An alternative is for you to publish the data records outside of Artsobservasjoner directly to GBIF by yourself. But this would mean that we do not have any database such as Artsobservasjoner for you to manage your data records. And as I understand not what you want.

I have attached a figure 1 to show that the datasetID 218 is not sufficiently unique to identify your records from NØF. Notice that other institutions use the very same datasetID - nsw, kku, mma, uconn, ... The datasetID 218 is maybe generated (automatically) by Artsobservasjoner?

Your link to your dataset in the GRSciColl Scientific Collections data portal will unfortunately not work for your dataset which include species observations. This particular data portal (a so-called GBIF Hosted Portal) is setup to only display collections specimens.
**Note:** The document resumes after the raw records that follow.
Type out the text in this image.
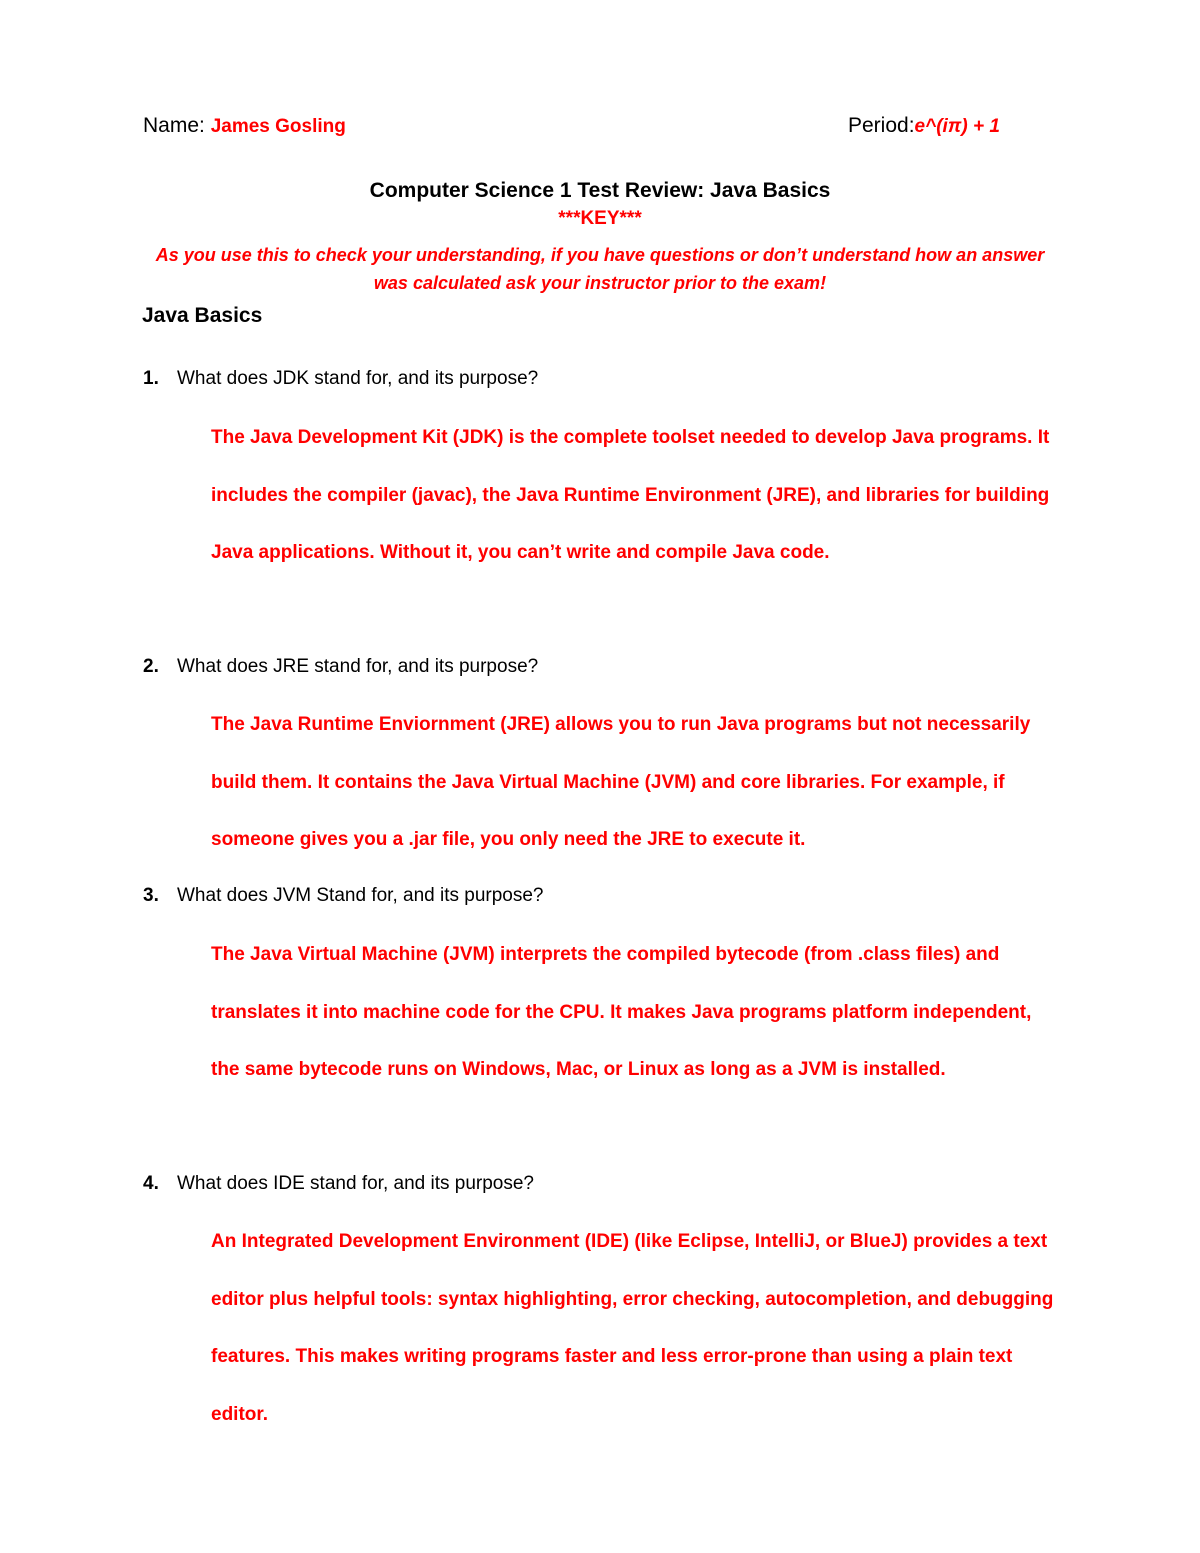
Name: James Gosling	Period:e^(iπ) + 1
Computer Science 1 Test Review: Java Basics
***KEY***
As you use this to check your understanding, if you have questions or don’t understand how an answer was calculated ask your instructor prior to the exam!
Java Basics
1. What does JDK stand for, and its purpose?

The Java Development Kit (JDK) is the complete toolset needed to develop Java programs. It includes the compiler (javac), the Java Runtime Environment (JRE), and libraries for building Java applications. Without it, you can’t write and compile Java code.

2. What does JRE stand for, and its purpose?

The Java Runtime Enviornment (JRE) allows you to run Java programs but not necessarily build them. It contains the Java Virtual Machine (JVM) and core libraries. For example, if someone gives you a .jar file, you only need the JRE to execute it.

3. What does JVM Stand for, and its purpose?

The Java Virtual Machine (JVM) interprets the compiled bytecode (from .class files) and translates it into machine code for the CPU. It makes Java programs platform independent, the same bytecode runs on Windows, Mac, or Linux as long as a JVM is installed.

4. What does IDE stand for, and its purpose?

An Integrated Development Environment (IDE) (like Eclipse, IntelliJ, or BlueJ) provides a text editor plus helpful tools: syntax highlighting, error checking, autocompletion, and debugging features. This makes writing programs faster and less error-prone than using a plain text editor.
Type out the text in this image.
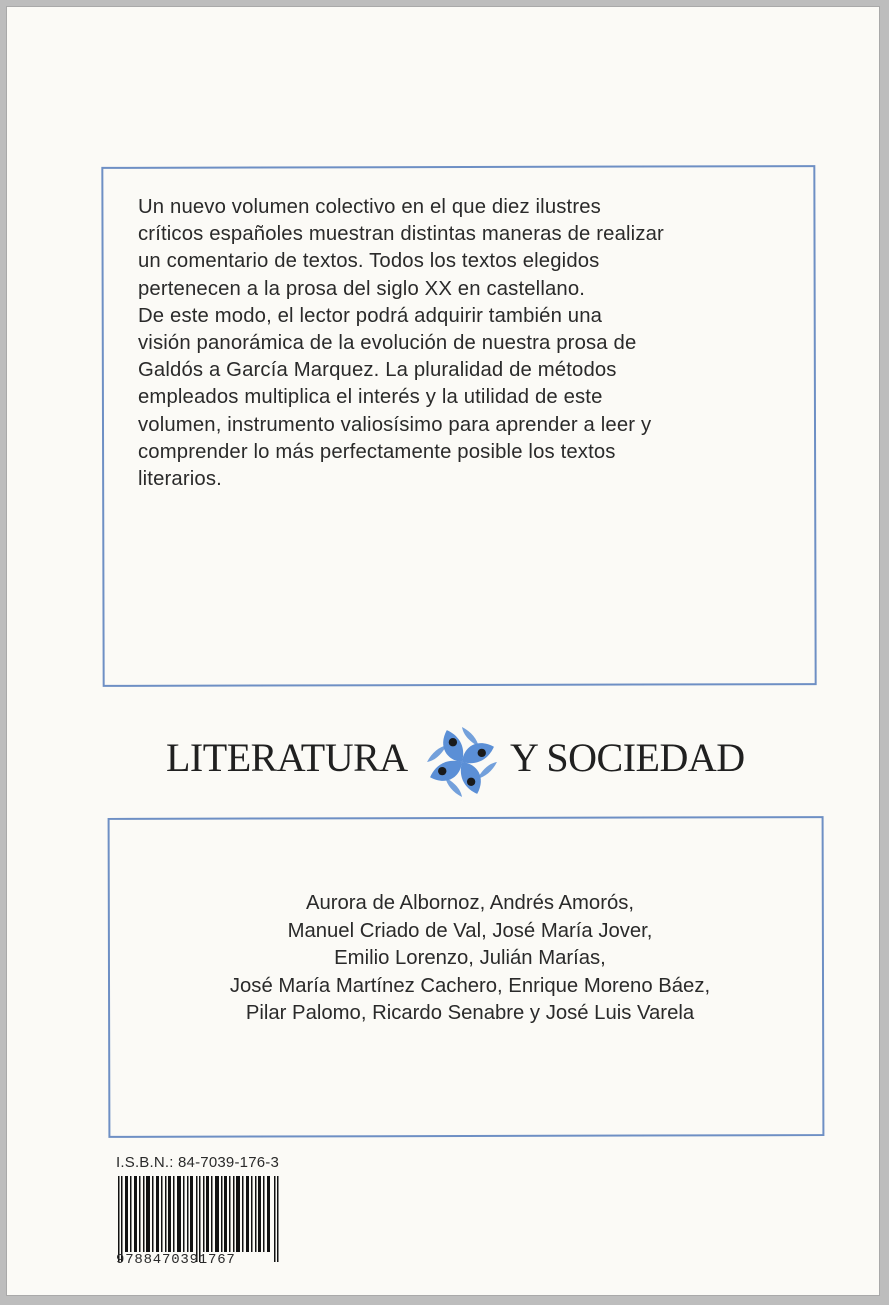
Un nuevo volumen colectivo en el que diez ilustres

críticos españoles muestran distintas maneras de realizar

un comentario de textos. Todos los textos elegidos

pertenecen a la prosa del siglo XX en castellano.

De este modo, el lector podrá adquirir también una

visión panorámica de la evolución de nuestra prosa de

Galdós a García Marquez. La pluralidad de métodos

empleados multiplica el interés y la utilidad de este

volumen, instrumento valiosísimo para aprender a leer y

comprender lo más perfectamente posible los textos

literarios.

LITERATURA	Y SOCIEDAD
Aurora de Albornoz, Andrés Amorós,
Manuel Criado de Val, José María Jover,
Emilio Lorenzo, Julián Marías,
José María Martínez Cachero, Enrique Moreno Báez,
Pilar Palomo, Ricardo Senabre y José Luis Varela
I.S.B.N.: 84-7039-176-3
9788470391767
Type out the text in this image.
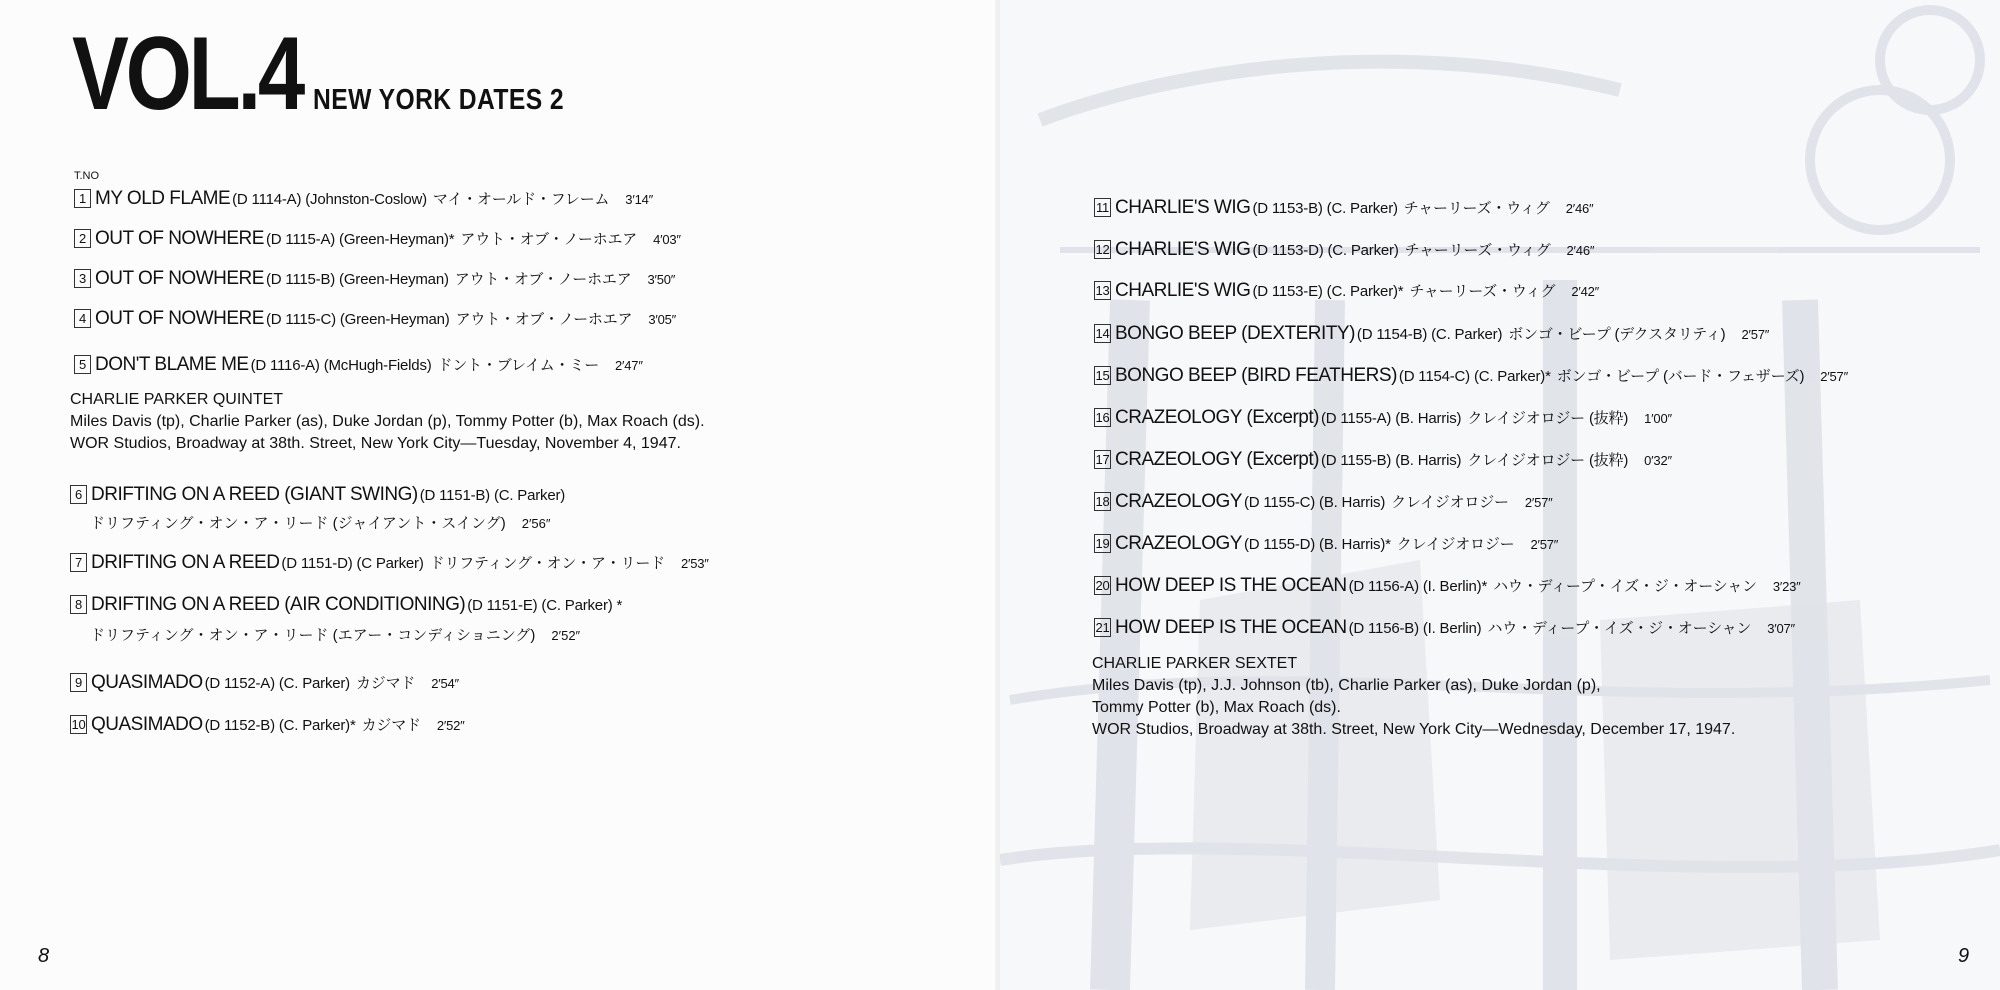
VOL.4 NEW YORK DATES 2
T.NO
1 MY OLD FLAME (D 1114-A) (Johnston-Coslow) マイ・オールド・フレーム 3′14″
2 OUT OF NOWHERE (D 1115-A) (Green-Heyman)* アウト・オブ・ノーホエア 4′03″
3 OUT OF NOWHERE (D 1115-B) (Green-Heyman) アウト・オブ・ノーホエア 3′50″
4 OUT OF NOWHERE (D 1115-C) (Green-Heyman) アウト・オブ・ノーホエア 3′05″
5 DON'T BLAME ME (D 1116-A) (McHugh-Fields) ドント・ブレイム・ミー 2′47″
CHARLIE PARKER QUINTET
Miles Davis (tp), Charlie Parker (as), Duke Jordan (p), Tommy Potter (b), Max Roach (ds).
WOR Studios, Broadway at 38th. Street, New York City—Tuesday, November 4, 1947.
6 DRIFTING ON A REED (GIANT SWING) (D 1151-B) (C. Parker)
ドリフティング・オン・ア・リード (ジャイアント・スイング) 2′56″
7 DRIFTING ON A REED (D 1151-D) (C Parker) ドリフティング・オン・ア・リード 2′53″
8 DRIFTING ON A REED (AIR CONDITIONING) (D 1151-E) (C. Parker) *
ドリフティング・オン・ア・リード (エアー・コンディショニング) 2′52″
9 QUASIMADO (D 1152-A) (C. Parker) カジマド 2′54″
10 QUASIMADO (D 1152-B) (C. Parker)* カジマド 2′52″
8
11 CHARLIE'S WIG (D 1153-B) (C. Parker) チャーリーズ・ウィグ 2′46″
12 CHARLIE'S WIG (D 1153-D) (C. Parker) チャーリーズ・ウィグ 2′46″
13 CHARLIE'S WIG (D 1153-E) (C. Parker)* チャーリーズ・ウィグ 2′42″
14 BONGO BEEP (DEXTERITY) (D 1154-B) (C. Parker) ボンゴ・ビープ (デクスタリティ) 2′57″
15 BONGO BEEP (BIRD FEATHERS) (D 1154-C) (C. Parker)* ボンゴ・ビープ (バード・フェザーズ) 2′57″
16 CRAZEOLOGY (Excerpt) (D 1155-A) (B. Harris) クレイジオロジー (抜粋) 1′00″
17 CRAZEOLOGY (Excerpt) (D 1155-B) (B. Harris) クレイジオロジー (抜粋) 0′32″
18 CRAZEOLOGY (D 1155-C) (B. Harris) クレイジオロジー 2′57″
19 CRAZEOLOGY (D 1155-D) (B. Harris)* クレイジオロジー 2′57″
20 HOW DEEP IS THE OCEAN (D 1156-A) (I. Berlin)* ハウ・ディープ・イズ・ジ・オーシャン 3′23″
21 HOW DEEP IS THE OCEAN (D 1156-B) (I. Berlin) ハウ・ディープ・イズ・ジ・オーシャン 3′07″
CHARLIE PARKER SEXTET
Miles Davis (tp), J.J. Johnson (tb), Charlie Parker (as), Duke Jordan (p),
Tommy Potter (b), Max Roach (ds).
WOR Studios, Broadway at 38th. Street, New York City—Wednesday, December 17, 1947.
9
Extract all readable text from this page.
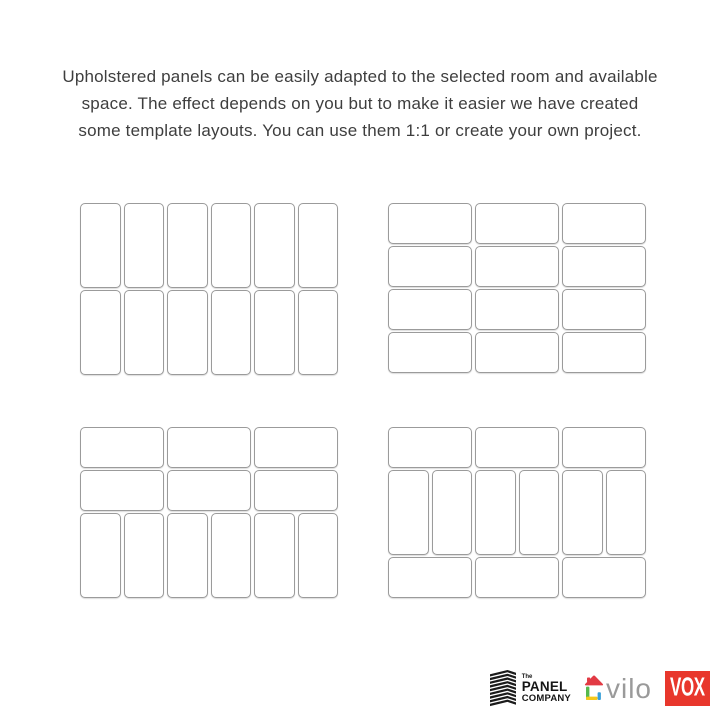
Upholstered panels can be easily adapted to the selected room and available
space. The effect depends on you but to make it easier we have created
some template layouts. You can use them 1:1 or create your own project.
The
PANEL
COMPANY vilo VOX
However, we could of course help you to setup a NØF hosted portal - provided we can find an appropriate filter (maybe eg. datasetID = 216 + institutionCode = nof, or similar).

dagendresen commented 2 months ago

Email to Artsdatabanken 2024-04-10:

Nordre Øyeren Fuglestasjon søker fortsatt muligheter for å krediteres i datasiteringer til egne dataposter publisert via Artsobservasjoner. Jeg tror den eneste muligheten per idag er dersom det er mulig å legge ut deres datasett som et eget separat datasett fra Artsdatabankens IPT, men forstår at dette fortsatt er litt politisk krevende? Jeg har forsøkt å overtale GBIF sekretariatet til å legge til funksjonalitet for å telle datasiteringer til dwc:institutionID = deres ROR ID på hver enkelt datapost. Jeg fikk også god støtte til dette ønsket i GBIF mid-term komiteemøte i forrige måned. Men det er selvsagt fortsatt noe som uansett bare ville komme inn på GBIF sekretariatets langsiktige arbeidsplan - som er eksperimentell pilot. (Men de innser at dette er et ønske fra flere). Det jeg umiddelbart funderer på er om det er mulig å legge inn dwc:institutionID = https://ror.org/04t667177 i publisering av Artsobservasjoner til GBIF?